In the meantime the clock is still ticking away until things break down once and for all.
So what are the chances of the Opera House getting the cash?
A spokesperson for the New South Wales Minister of the Arts said that no decision had been made, and that ambitious building plans for the Opera House will have to be considered in light of all the Government's priorities.
Of course not everyone in the arts community endorses the program to upgrade the Opera Theatre.
Music Director Max Lambert told Stage Whispers that upgrading the Concert Hall should be a priority to make it suitable for opera.
"The accoustics are terrible. People drive in to the Opera House in their Lexus listening to magnificent sound, then sit down in the Concert Hall and struggle to hear what is going on. The sound can be OK in one row and awful a few rows back, " he said. "The Opera House is just piece of sculpture."

BUT THE SOFTWARE IS HUMMING ALONG NICELY.

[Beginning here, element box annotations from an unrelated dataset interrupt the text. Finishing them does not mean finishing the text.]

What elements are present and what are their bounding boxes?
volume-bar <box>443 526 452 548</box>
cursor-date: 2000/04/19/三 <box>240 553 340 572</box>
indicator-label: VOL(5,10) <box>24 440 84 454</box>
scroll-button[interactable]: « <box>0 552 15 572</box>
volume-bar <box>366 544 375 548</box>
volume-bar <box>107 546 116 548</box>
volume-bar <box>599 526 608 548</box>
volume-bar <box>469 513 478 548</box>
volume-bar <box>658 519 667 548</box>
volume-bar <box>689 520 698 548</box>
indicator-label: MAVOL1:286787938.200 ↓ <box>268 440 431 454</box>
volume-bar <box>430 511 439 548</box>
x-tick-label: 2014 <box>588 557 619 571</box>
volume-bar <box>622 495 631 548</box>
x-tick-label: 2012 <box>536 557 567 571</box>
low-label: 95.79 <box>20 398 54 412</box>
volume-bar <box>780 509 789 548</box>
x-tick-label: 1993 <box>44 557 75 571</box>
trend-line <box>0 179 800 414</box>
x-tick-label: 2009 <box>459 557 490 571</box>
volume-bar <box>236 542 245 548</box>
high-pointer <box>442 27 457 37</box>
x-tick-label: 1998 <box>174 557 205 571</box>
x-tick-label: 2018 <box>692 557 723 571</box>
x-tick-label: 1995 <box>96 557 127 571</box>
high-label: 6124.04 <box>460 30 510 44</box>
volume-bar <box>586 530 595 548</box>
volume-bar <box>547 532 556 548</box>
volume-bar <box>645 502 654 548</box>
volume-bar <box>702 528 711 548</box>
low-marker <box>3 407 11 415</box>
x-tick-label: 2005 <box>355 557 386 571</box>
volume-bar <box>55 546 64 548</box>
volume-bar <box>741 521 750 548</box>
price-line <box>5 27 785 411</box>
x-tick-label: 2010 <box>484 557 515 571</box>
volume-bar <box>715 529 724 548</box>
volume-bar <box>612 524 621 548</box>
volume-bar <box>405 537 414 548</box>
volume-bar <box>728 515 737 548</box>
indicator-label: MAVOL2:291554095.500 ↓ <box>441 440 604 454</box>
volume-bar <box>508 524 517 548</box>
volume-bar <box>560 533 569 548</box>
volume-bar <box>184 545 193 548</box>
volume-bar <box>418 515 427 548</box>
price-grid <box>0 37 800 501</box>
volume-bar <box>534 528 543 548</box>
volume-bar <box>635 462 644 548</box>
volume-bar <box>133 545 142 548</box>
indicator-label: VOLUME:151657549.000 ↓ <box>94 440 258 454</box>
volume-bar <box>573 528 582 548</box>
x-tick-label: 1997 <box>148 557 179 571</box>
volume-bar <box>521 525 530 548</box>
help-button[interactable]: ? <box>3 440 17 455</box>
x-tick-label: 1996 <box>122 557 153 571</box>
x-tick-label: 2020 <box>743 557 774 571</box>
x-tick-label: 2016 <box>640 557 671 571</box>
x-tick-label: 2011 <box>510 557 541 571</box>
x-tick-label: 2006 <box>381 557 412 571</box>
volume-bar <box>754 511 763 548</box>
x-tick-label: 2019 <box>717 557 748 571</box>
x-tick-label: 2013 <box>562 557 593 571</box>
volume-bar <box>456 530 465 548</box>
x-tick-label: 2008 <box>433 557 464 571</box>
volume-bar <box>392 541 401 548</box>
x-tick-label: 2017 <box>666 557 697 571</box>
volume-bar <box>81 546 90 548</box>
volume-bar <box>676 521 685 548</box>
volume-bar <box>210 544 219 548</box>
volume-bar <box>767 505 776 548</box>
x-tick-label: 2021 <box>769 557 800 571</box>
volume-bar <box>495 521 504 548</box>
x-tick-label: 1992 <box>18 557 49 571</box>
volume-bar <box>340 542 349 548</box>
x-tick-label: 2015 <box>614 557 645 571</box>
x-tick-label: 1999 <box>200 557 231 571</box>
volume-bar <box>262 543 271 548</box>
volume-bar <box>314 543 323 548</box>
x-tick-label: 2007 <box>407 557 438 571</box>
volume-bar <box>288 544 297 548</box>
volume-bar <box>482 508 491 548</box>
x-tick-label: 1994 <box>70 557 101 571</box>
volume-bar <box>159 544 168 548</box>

While the hardware may be creaky, the Opera House appears to be hitting a purple patch in terms of the shows that go on inside and outside.
The strategy has been to be very choosy about what shows go on, and in many cases for the Opera House to be promoter or producer of its own shows.
“What has happened is that places like this have been like a hall for hire. We are now moving to a much more curated experience. Our role is to get the best and have consistent quality,” he said.
It has put some noses out of joint. Independent Theatre Producer Christine Dunstan says she is disappointed that the House Full sign has gone up.
“It is a tragedy that the Opera House is no longer available,” she told Stage Whispers.
Richard Evans is unapologetic.
“The Opera House was built to support the resident companies. They make up half our performances. For the other half we try to bring in a whole range of global cultural offerings,” he said. “This includes dance, rock’n’roll, comedy, ethno specific performances and a range of free events.”
“We changed to a more festival style of programming. One month is now designated for Dance. Our Vivid rock’n’roll festival saw the place teaming with young men, many of whom have never been to the Opera House before,” he said.
The biggest and boldest risk taken by the Opera House was staging a concert version of Jerry Springer the Opera.
“This was a piece we really wanted to do,” he said.
There were rumours around that it made a big loss for the Opera House and that the audiences had to be papered. The Annual General Report states that it sold 12,000 tickets, and Richard Evans admits that this didn’t do as well as expected.
Overall the capacity for events was above eighty percent, and the programming made a surplus last year. Richard Evans says the Opera House has a fraction of the budget which comparable venues get for programming.
Another innovation was a Festival of Dangerous Ideas. It saw everything from a Muslim man advocating polygamy to a speech from feminist Germaine Greer.
“The fact that something is on in the Opera House magnifies it and makes journalists want to be here and cover it,” he said.
The Festival of Dangerous Ideas will return. Perhaps one of the topics might be … is there a lazy billion dollars around for the Sydney Opera House?